The issue: Coronavirus risk
We say: Don’t panic, but be prepared
Northwest Territories chief medical officer Kami Kandola should be commended for getting out the message on coronavirus.
She’s in a precarious position, responsible for providing accurate and relevant information to the public in a timely fashion but clearly needing to avoid creating panic, which can exacerbate a fluid situation or outright create a problem where there wasn’t one.
Still, the daily dose of developments in this now global story has us hungry for more information in High traffic areas such as the airport, government buildings malls and grocery stores, and more venues, like newspapers, radio, television and the internet.
The morbid task of updating the number of people who have died as a result of the virus on a daily basis – 26, 43, 56, 81 – has been a powerful reminder of how quickly information moves today.
Counting the MERS (Middle East Respiratory Syndrome) outbreak of 2012, the coronavirus is the third since 2002-03 to jump species from animals to humans.
Data assembled by Global News puts the coronavirus’s fatality rate of between three and four percent between polio and whooping cough in the grand scheme of things, and significantly below the nine-to16 per-cent fatality rate among SARS cases.
We now use the term “viral” to describe the most popular and quickly spreading content online.

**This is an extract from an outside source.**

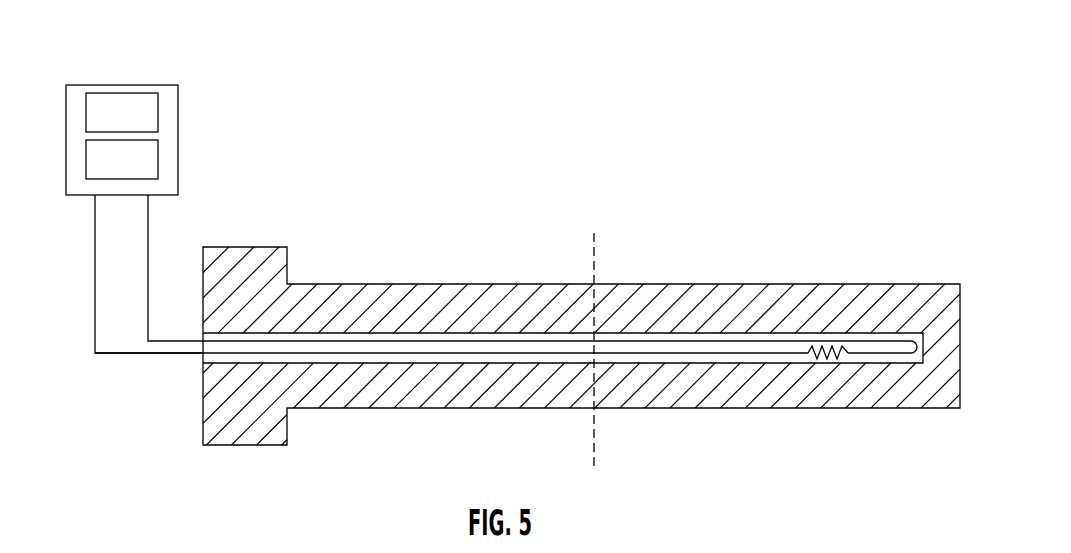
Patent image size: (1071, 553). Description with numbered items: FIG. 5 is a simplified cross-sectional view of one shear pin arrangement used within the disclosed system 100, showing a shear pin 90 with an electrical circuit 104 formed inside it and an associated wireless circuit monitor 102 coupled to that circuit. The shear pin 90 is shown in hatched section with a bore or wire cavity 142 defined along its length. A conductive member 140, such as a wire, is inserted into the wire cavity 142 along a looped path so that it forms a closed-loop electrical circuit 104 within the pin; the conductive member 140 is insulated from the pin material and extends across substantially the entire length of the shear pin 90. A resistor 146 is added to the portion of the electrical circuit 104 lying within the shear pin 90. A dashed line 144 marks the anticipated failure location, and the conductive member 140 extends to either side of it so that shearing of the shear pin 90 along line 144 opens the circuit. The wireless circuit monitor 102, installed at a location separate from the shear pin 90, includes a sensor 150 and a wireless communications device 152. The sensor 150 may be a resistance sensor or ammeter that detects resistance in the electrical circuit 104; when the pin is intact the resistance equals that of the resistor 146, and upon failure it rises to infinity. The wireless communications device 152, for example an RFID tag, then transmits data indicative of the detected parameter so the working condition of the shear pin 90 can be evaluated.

It’s a bitterly ironic development in human history, one that took place after the 2003 SARS outbreak that killed 800 people worldwide, 44 of them Canadian.

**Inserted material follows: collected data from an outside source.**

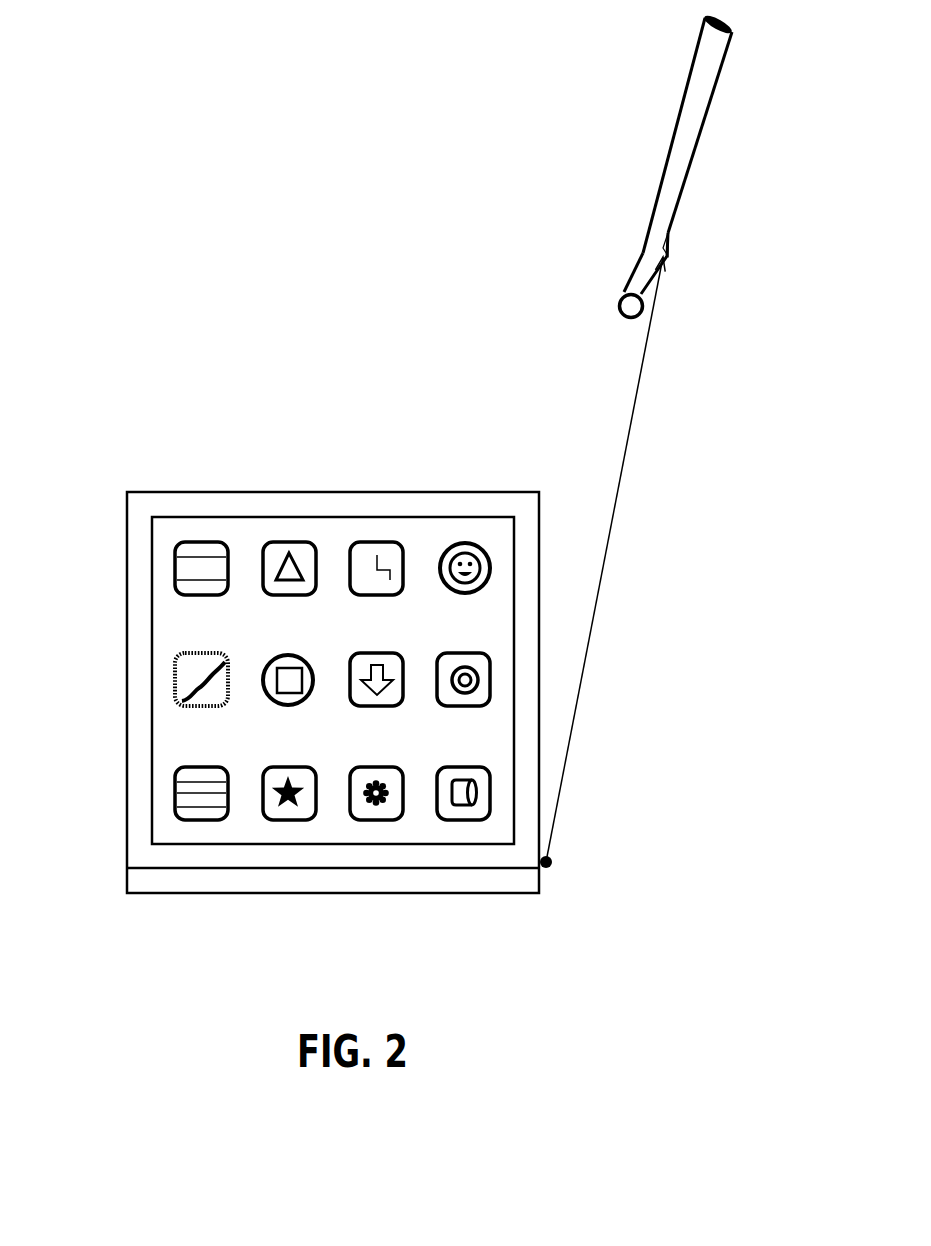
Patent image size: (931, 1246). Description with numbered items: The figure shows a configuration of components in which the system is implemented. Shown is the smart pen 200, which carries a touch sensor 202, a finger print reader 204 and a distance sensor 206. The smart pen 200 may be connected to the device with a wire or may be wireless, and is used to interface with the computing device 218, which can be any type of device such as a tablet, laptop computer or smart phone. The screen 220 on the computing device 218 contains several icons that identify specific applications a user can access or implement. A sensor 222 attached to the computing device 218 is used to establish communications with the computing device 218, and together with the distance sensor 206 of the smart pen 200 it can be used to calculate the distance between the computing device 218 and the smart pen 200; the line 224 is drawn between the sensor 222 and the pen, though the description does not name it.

The smart pen 200 is at (668, 144).
The touch sensor 202 is at (618, 305).
The finger print reader 204 is at (642, 255).
The distance sensor 206 is at (678, 243).
The computing device 218 is at (127, 581).
The screen 220 is at (175, 681).
The sensor 222 is at (546, 862).
The direction arrow 224 is at (612, 530).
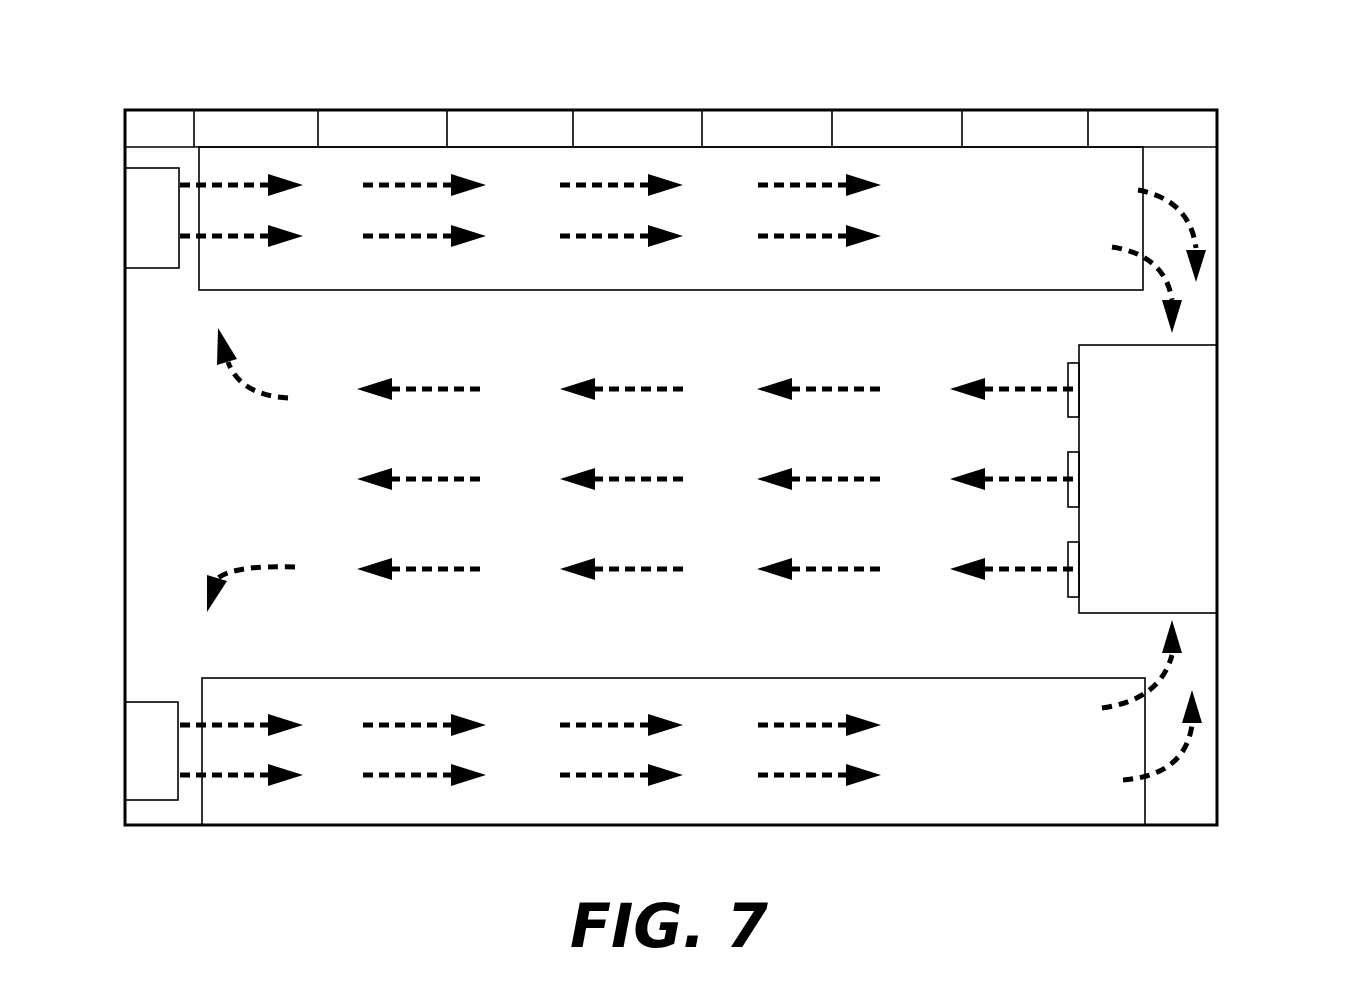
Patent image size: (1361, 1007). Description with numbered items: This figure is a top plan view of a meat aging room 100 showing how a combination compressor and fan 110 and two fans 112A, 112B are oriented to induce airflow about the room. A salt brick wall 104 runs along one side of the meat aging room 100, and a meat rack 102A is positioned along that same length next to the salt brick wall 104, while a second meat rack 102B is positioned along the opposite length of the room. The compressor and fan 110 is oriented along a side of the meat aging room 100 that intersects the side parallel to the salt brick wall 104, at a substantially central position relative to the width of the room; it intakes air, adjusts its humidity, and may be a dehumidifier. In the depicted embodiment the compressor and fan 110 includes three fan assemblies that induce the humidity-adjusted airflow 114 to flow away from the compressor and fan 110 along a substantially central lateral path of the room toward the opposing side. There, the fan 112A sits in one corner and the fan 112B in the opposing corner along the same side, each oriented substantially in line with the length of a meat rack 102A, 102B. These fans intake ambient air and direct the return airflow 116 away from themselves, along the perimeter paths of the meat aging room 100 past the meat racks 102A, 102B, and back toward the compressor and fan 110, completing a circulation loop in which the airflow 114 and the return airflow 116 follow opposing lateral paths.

The meat aging room 100 is at (1284, 128).
The meat rack 102A is at (671, 218).
The meat rack 102B is at (673, 751).
The salt brick wall 104 is at (671, 128).
The compressor and fan 110 is at (1142, 479).
The fan 112A is at (153, 168).
The fan 112B is at (152, 702).
The airflow 114 is at (1050, 570).
The return airflow 116 is at (252, 185).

So Yellowknifers can be forgiven for being concerned that while Dr. Kandola and her colleagues in public health across Canada and around the world continue to downplay the danger posed by the coronavirus, the number of infected and dead continues to rise.
There are unprecedented numbers related to the travel bans imposed in and around Wuhan, the central Chinese city at the epicentre of the outbreak – 33 million people in 10 cities barred from leaving. It’s hard to ignore that there is a significant, valuable and most welcome contingent of tourists from Asia, predominantly Chinese, in Yellowknife particularly at this time of year. They’re highly visible downtown in their bright blue Canada Goose parkas, but there are confirmed infections on four continents, including in Ontario, Washington State, California, Illinois and Arizona, which means a carrier could come from anywhere now.

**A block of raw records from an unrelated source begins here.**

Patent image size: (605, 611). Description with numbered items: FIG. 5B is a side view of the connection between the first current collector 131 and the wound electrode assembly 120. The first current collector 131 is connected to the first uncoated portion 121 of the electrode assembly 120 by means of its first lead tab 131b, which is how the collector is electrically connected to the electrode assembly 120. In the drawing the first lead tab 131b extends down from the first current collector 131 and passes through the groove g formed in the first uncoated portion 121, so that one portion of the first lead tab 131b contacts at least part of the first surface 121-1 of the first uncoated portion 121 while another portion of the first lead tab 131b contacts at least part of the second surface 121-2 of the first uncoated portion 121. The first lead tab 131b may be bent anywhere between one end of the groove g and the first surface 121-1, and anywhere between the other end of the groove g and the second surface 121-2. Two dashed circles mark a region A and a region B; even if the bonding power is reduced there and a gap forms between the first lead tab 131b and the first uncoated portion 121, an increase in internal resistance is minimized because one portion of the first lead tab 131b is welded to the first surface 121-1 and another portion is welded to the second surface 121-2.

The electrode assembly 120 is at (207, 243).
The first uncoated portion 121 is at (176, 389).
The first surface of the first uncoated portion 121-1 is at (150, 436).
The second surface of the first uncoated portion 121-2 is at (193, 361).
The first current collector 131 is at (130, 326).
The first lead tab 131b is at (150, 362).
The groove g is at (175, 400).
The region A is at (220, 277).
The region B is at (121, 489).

This is why it’s so important for public health officials at the GNWT to go heavy on preventative messaging and measures within the territory now. Make sure there is signage in appropriate places, that schools and government offices have been briefed and are alert.
For the individual, these measures are the same recommended for flu season: washing hands frequently, coughing into your elbow, and staying home if you are sick.